Oh yeah, Josh and I spent a day in Vancouver recently and a comprehensive review is on its way. It was awesome aside from a confusion about what "debit" means. More to come.
British Columbia's Okanagan Valley is perhaps the most up-and-coming wine growing region in the world. Sharing many latitudes with other wine-growing countries, a similar terroir as many Eastern Washington AVAs, and a pocket climate perfect for growing healthy vines has brought wine makers to British Columbia in droves. To date, approximately 95 wineries are operating throughout British Columbia and they're going everything from Chardonnay to Syrah. Our friends at Avalon Wine have much more information on the region if you're interested.

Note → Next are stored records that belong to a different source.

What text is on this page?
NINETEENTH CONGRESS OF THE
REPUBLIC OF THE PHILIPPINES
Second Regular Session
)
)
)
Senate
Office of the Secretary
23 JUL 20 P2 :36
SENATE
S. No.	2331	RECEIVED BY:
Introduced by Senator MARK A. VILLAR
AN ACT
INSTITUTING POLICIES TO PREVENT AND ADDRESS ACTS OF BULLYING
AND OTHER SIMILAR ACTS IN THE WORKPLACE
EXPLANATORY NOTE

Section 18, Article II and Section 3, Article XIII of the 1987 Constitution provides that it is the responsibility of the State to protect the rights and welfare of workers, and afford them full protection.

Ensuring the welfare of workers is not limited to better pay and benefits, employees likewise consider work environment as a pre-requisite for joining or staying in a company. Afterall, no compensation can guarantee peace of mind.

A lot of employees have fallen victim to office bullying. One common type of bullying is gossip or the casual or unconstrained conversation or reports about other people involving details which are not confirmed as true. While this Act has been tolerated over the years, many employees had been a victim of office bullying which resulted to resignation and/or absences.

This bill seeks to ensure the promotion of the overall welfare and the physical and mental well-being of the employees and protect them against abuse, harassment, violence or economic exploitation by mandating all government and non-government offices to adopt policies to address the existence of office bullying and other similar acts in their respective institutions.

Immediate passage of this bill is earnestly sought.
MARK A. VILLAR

Admittedly, I knew almost nothing about Canadian wine prior to perusing one of BC's finest bottle shops. Based on personal preference and bottle description alone, I came across a bottle of Jackson Triggs Silver Series Sauvignon Blanc. I'm always eager to find a good Sauvignon Blanc and a ballsy description like this had me hooked:
Jackson-Triggs is a name you know. It’s a name your friends know. It’s a name that stands for our commitment to crafting the perfect wine for any occasion. And our attention to detail shows. We are Canada’s most awarded winery and have been named “Best Canadian Winery” an unprecedented number of times in both international and domestic competitions. You can feel proud when you serve Jackson-Triggs knowing that no matter the varietal, vintage, or region, you’ll be pouring a premium wine that pairs well with any moment, large or small.I didn't know the name, but I also didn't know what a flashing green traffic light meant. This was a time when my American ignorance was going to result in sinking or swimming, so I picked it up and brought it home with me for future consumption.
Said future consumption happened three days later as Alyssa and I decided to make a fennel-inspired macaroni and cheese dish served with grilled sweet Italian chicken sausage. I couldn't think of a better dish to pop a bottle of good white wine with, so we screwed the cap off of this bad boy and took some notes.
This Sauvignon Blanc holds up literally to its name as it pours a very light hue. A lightly sweet aroma is immediately noticeable with what I picked up as hues of melon and green apple. Jackson Triggs' tasting notes are a bit different than what I picked up, but you can decide for yourself. Upon first sip, I was very surprised as the mouthfeel is incredibly smooth and covers your whole palate. You're not at all met with an initial tanginess as you are with some whites and the feeling allows you to taste the entire wine without having put put forth any effort. The taste itself is similar to what you get off the nose, but a bit more floral and toned down in the green apple department. Alyssa was even on board with this one after commenting, "I normally don't like whites, but I really like this one. Very refreshing" That's quite an endorsement!
All in all, this is a solid Sauvignon Blanc that should appease almost any wine fan. I don't foresee it redefining what the world sees as a quintessential Sauvignon Blanc, but I definitely see itself carving out a large segment of the mid-range white wine market. If you're looking for a solid Sauvignon Blanc at a moderate price, you can't go wrong with this one. Kudos, Okanagan Valley.